3D Multi-View Stylization with Pose-Free Correspondences Matching for Robust 3D Geometry Preservation

A novel AI technique applies artistic styles to multi-view 3D scenes without breaking SLAM or reconstruction pipelines.

Deep Dive

Researcher Shirsha Bose has introduced a novel AI method for applying artistic styles to multi-view 3D scenes without disrupting the geometric consistency required for critical downstream computer vision tasks. Traditional per-view stylization often causes texture drift, warped edges, and inconsistent shading, which degrades the performance of systems like SLAM (Simultaneous Localization and Mapping), depth prediction, and 3D reconstruction. This new approach is "pose-free," meaning it doesn't require known camera poses or an explicit 3D model during training, making it more flexible and practical for real-world applications.

The core innovation is a feed-forward stylization network trained with a composite objective that couples artistic style transfer with geometry preservation. Style is applied using an AdaIN-inspired loss from a frozen VGG-19 encoder. To maintain structural consistency across different viewpoints, the method employs a correspondence-based consistency loss leveraging the established SuperPoint and SuperGlue models. This constrains descriptors from a stylized 'anchor' view to remain consistent with matched descriptors from the original multi-view images. Additionally, a depth-preservation loss using MiDaS/DPT and global color alignment are applied to reduce domain shift.

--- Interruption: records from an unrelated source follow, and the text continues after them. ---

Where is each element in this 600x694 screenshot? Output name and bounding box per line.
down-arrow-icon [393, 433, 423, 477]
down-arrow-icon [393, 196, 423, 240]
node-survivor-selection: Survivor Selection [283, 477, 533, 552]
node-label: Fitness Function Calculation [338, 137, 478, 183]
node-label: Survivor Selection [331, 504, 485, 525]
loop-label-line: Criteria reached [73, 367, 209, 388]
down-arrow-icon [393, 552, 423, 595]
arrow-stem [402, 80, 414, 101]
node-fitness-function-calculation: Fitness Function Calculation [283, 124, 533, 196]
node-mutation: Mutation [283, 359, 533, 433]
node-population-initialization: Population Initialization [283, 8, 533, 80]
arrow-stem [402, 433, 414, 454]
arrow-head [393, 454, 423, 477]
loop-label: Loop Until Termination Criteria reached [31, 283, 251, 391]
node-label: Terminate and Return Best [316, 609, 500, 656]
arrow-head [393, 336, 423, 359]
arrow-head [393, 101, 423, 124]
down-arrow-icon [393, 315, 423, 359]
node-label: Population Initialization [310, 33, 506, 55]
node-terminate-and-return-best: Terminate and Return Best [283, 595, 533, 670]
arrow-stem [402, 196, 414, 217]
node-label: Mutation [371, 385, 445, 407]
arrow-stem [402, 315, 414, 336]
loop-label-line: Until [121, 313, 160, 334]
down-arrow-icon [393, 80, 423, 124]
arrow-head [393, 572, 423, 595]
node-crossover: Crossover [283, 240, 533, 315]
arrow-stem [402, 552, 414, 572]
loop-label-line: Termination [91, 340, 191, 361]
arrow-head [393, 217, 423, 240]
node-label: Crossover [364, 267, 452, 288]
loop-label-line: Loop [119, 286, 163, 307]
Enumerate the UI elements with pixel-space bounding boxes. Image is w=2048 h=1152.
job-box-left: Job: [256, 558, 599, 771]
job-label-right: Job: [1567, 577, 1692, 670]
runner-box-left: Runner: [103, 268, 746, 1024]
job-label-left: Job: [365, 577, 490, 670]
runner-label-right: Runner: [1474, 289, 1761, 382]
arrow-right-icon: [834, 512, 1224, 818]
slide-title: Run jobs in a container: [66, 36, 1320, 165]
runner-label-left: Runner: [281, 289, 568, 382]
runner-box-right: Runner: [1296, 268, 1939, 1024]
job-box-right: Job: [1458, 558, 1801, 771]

Evaluated on standard datasets like Tanks and Temples and Mip-NeRF 360, the method was measured using metrics for style adherence (Color Histogram Distance) and structure retention (Structure Distance). For 3D consistency, monocular DROID-SLAM trajectories and symmetric Chamfer distance on point clouds were used. The results show that the proposed correspondence and depth regularization significantly reduce structural distortion, improve SLAM stability, and yield stronger point-cloud consistency compared to baseline methods like MuVieCAST, all while maintaining competitive stylization quality.

Key Points
  • Pose-free method applies artistic styles to 3D scenes without needing camera poses or explicit 3D models for training.
  • Uses SuperPoint/SuperGlue for correspondence consistency and MiDaS/DPT for depth preservation to maintain geometry for SLAM and reconstruction.
  • Shows improved trajectory and point-cloud consistency on Tanks and Temples datasets while maintaining style quality.

Why It Matters

Enables creative stylization of real-world 3D environments for AR/VR and film without breaking essential geometric computer vision pipelines.